Compartir investigación académica podría ser mortal, debido al desarrollo armas biológicas de China

Por La Gran Época
14 de Febrero de 2020
Actualizado: 14 de Febrero de 2020

Comentario

El Partido Comunista Chino firmó la Convención sobre la Prohibición del Desarrollo, la Producción y el Almacenamiento de Armas Bológicas, pero no lo dicen en serio. El régimen está trabajando en armas biológicas, y el virus asesino que emana de China lo puede demostrar, según Stephen Mosher en un artículo de opinión para The Epoch Times:

“El vicepresidente de la Academia de Ciencias Médicas Militares de China, He Fuchu, dijo en 2015 que los biomateriales eran los nuevos ‘niveles de mando estratégico’ de la guerra. El General del Ejército de Liberación Popular (EPL) Zhang Shibo fue aún más lejos en su libro de 2017, ‘War’s New High Land’ (El Nuevo Terreno de la Guerra”, afirmando que “el desarrollo de la biotecnología moderna está demostrando gradualmente fuertes signos característicos de una capacidad ofensiva”, incluyendo el potencial de “ataques genéticos étnicos específicos”.

“Para ser perfectamente claro, de lo que habla el General Zhang es de armas biológicas que matan a otras razas, pero para las que la gente que se parece a él tiene una inmunidad natural o adquirida”.

Los chinos reclaman la hegemonía sobre todas las personas cuyos ancestros se remontan a su continente, y cada vez más en los últimos años, el Partido Comunista ha empleado a personas que no tienen ningún vínculo étnico con los chinos. El caso clásico es el del profesor Charles Lieber, jefe del departamento de química de Harvard.

Lieber, quien ha sido calificado como “uno de los científicos más distinguidos de nuestro tiempo”, recibió pagos de siete dígitos no revelados después de que aceptara trabajar como “científico estratégico” en el Instituto de Tecnología de Wuhan entre 2012 y 2017, según su denuncia.

La denuncia de Lieber se reveló al mismo tiempo que la de otro académico, Zaosong Zheng, quien fue admitido en Estados Unidos en 2018 para realizar investigaciones sobre el cáncer en el Centro Médico Beth Israel de Boston. Fue arrestado al año siguiente por intentar sacar de contrabando del país las muestras de las investigaciones.

También hubo un complot para contrabandear chips semiconductores de EE.UU. a China. El plan fue ideado por el profesor Yi-Chi Shih, de la Universidad de California, Los Ángeles, quien sabía que los chips eran muy útiles para su uso en misiles y aviones de combate. Shih fue condenado por 18 cargos de una acusación federal el año pasado y se enfrenta a una sentencia máxima legal de 219 años de prisión.
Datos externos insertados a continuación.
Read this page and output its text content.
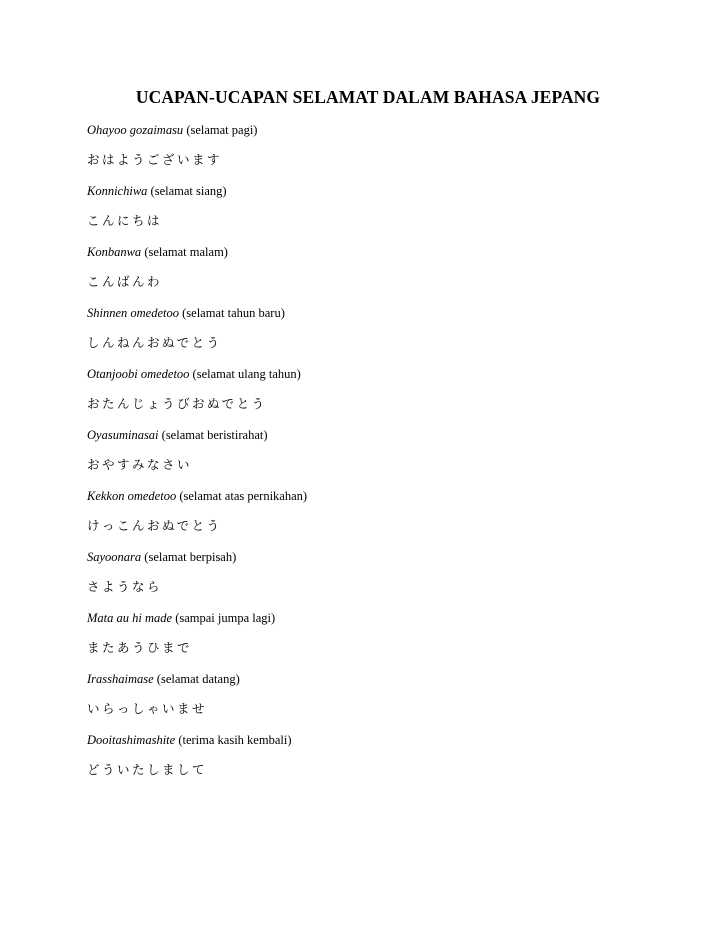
UCAPAN-UCAPAN SELAMAT DALAM BAHASA JEPANG
Ohayoo gozaimasu (selamat pagi)
おはようございます
Konnichiwa (selamat siang)
こんにちは
Konbanwa (selamat malam)
こんばんわ
Shinnen omedetoo (selamat tahun baru)
しんねんおぬでとう
Otanjoobi omedetoo (selamat ulang tahun)
おたんじょうびおぬでとう
Oyasuminasai (selamat beristirahat)
おやすみなさい
Kekkon omedetoo (selamat atas pernikahan)
けっこんおぬでとう
Sayoonara (selamat berpisah)
さようなら
Mata au hi made (sampai jumpa lagi)
またあうひまで
Irasshaimase (selamat datang)
いらっしゃいませ
Dooitashimashite (terima kasih kembali)
どういたしまして
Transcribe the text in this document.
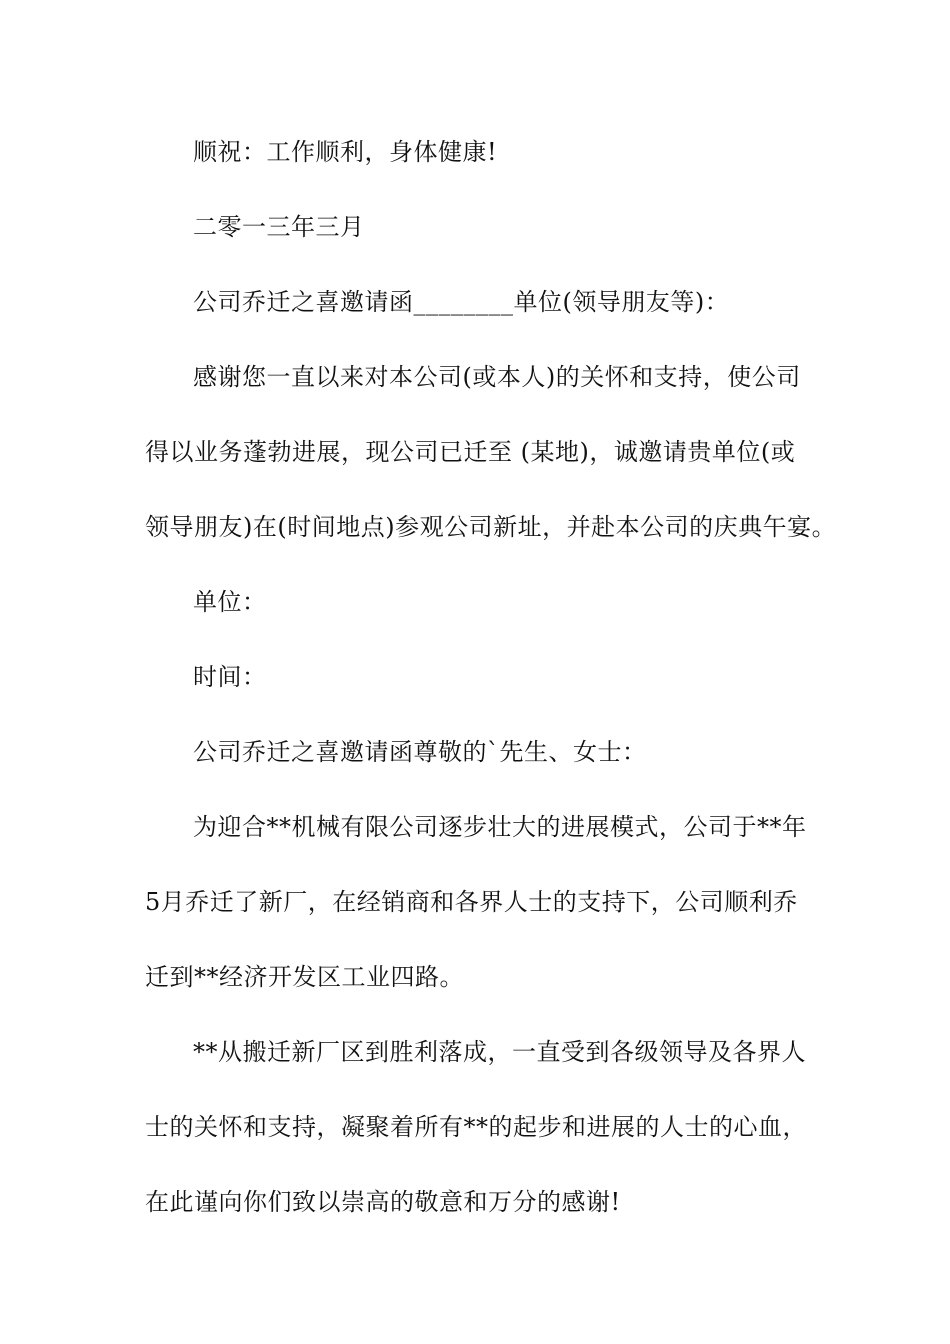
顺祝：工作顺利，身体健康!
二零一三年三月
公司乔迁之喜邀请函________单位(领导朋友等)：
感谢您一直以来对本公司(或本人)的关怀和支持，使公司
得以业务蓬勃进展，现公司已迁至 (某地)，诚邀请贵单位(或
领导朋友)在(时间地点)参观公司新址，并赴本公司的庆典午宴。
单位：
时间：
公司乔迁之喜邀请函尊敬的`先生、女士：
为迎合**机械有限公司逐步壮大的进展模式，公司于**年
5月乔迁了新厂，在经销商和各界人士的支持下，公司顺利乔
迁到**经济开发区工业四路。
**从搬迁新厂区到胜利落成，一直受到各级领导及各界人
士的关怀和支持，凝聚着所有**的起步和进展的人士的心血，
在此谨向你们致以崇高的敬意和万分的感谢!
Hay innumerables tramas y planes chinos para robar los métodos y conocimientos de Estados Unidos, y aparentemente innumerables agentes chinos en la cacería. En consonancia con los restos de nuestro una vez gran sistema universitario, nuestros principales administradores se jactan de nuestra apertura a la infiltración del enemigo.

Los presidentes de las universidades se jactan de la apertura del sistema, y ven con sospecha a cualquiera que quiera restringir el acceso a la investigación secreta.

“Nuestra mayor fortaleza es nuestra franqueza”, afirmó el presidente del Instituto Tecnológico de California, Thomas Rosenbaum, durante una entrevista con NBC News, mientras que Robert Daly, quien dirige el Instituto Kissinger del Wilson Center sobre China, compara las sospechas de espionaje chino con el McCarthismo.

Además, Lee Bollinger, presidente de la Universidad de Columbia, describió un artículo de opinión en el que sostiene que, si bien es importante y correcto mantener el control estadounidense sobre la investigación en áreas como la ciberseguridad y el bioterrorismo, “la investigación académica está destinada a ser compartida”.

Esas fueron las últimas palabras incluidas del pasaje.